Cette rencontre avec la cuisine asiatique sera une révélation. Jean-Georges fait ensuite le tour du monde des ouvertures de restaurants pour Louis Outhier (Singapour, Hong-Kong, Osaka, Genève…) et arrive à Boston, pour ouvrir le Lafayette, à l’heure où les Etats-Unis cherchent leur réponse à la Nouvelle Cuisine française. Poussé par le succès du restaurant, le chef décide de se mettre à son compte, à New-York. Coaché par Phil Suarez, producteur des clips de Michael Jackson, l’Alsacien se révèle être un businessman insatiable. En 1991, il ouvre le Jo Jo, son premier bistrot, puis plusieurs «Vong», où il installe une cuisine «fusion» asiatique, inspirée de ses voyages. A la carte, les clins d’œil à la France sont là, notamment alsaciens (baeckahoffe et tartes flambées). Il ouvre aussi une adresse typiquement américaine à Paris, le Market: «En Chine, je suis européen; à New-York, français; en France, les grands chefs sont déjà là, je n’ouvrirai pas de gastro!»

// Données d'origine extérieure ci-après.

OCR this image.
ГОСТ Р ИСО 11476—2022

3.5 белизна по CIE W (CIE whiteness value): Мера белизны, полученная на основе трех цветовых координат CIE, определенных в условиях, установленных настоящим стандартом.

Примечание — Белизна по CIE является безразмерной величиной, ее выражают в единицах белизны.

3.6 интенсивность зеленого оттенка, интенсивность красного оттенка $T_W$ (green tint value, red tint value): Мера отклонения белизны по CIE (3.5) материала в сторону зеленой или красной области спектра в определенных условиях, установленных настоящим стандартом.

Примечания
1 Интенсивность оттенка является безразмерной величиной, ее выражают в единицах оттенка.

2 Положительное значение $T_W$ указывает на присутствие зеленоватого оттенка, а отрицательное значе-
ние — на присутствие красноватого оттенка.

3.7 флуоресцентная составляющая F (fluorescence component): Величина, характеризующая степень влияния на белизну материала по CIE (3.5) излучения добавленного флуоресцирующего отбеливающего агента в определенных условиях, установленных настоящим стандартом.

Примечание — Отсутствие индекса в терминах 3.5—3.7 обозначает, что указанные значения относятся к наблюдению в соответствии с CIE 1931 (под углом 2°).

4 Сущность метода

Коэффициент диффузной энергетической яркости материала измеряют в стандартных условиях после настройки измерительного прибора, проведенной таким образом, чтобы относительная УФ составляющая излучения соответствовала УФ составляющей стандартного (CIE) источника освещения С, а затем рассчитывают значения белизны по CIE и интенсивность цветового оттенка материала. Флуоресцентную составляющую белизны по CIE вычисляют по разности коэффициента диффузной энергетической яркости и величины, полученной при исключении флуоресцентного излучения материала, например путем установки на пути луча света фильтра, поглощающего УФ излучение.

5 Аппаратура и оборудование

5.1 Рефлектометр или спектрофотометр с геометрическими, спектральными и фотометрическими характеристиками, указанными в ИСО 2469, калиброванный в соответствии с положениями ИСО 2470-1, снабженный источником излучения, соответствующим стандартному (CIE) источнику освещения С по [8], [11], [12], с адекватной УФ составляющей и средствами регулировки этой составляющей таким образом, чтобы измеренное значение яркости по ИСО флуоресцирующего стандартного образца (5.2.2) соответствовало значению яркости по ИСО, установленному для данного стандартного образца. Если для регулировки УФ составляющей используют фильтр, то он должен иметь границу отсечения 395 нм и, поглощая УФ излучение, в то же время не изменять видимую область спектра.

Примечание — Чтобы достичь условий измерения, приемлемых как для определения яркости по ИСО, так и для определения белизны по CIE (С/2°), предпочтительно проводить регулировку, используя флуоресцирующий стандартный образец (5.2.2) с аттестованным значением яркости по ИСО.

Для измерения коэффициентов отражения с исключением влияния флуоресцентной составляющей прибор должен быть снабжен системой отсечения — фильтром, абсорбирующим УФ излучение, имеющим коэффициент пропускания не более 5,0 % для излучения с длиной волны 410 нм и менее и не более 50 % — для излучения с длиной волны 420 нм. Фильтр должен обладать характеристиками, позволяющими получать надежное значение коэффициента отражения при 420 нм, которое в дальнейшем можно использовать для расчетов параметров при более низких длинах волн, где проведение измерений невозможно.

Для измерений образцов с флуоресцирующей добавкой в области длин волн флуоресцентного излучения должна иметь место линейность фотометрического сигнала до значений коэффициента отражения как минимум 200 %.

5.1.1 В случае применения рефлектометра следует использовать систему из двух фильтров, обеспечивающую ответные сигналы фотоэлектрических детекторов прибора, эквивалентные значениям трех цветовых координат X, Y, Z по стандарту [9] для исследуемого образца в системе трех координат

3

Ce chef-businessman hyperactif dirige aujourd’hui 35 restaurants dans le monde, dont 24 aux USA. Il a reçu la «consécration» des trois étoiles pour son restaurant gastronomique newyorkais, le Jean-Georges, ouvert en 1997. «C’est la maison-mère, où je passe le plus de temps, estime-t-il. Les casseroles, c’est ma thérapie, je n’arrêterai jamais.» Dont acte: Jean-Georges travaille depuis deux ans à la réhabilitation des 40.000m² du Fish Market de Brooklyn, avec sept restaurants à base de produits de la mer. Et rêve de se lancer dans l’hôtellerie.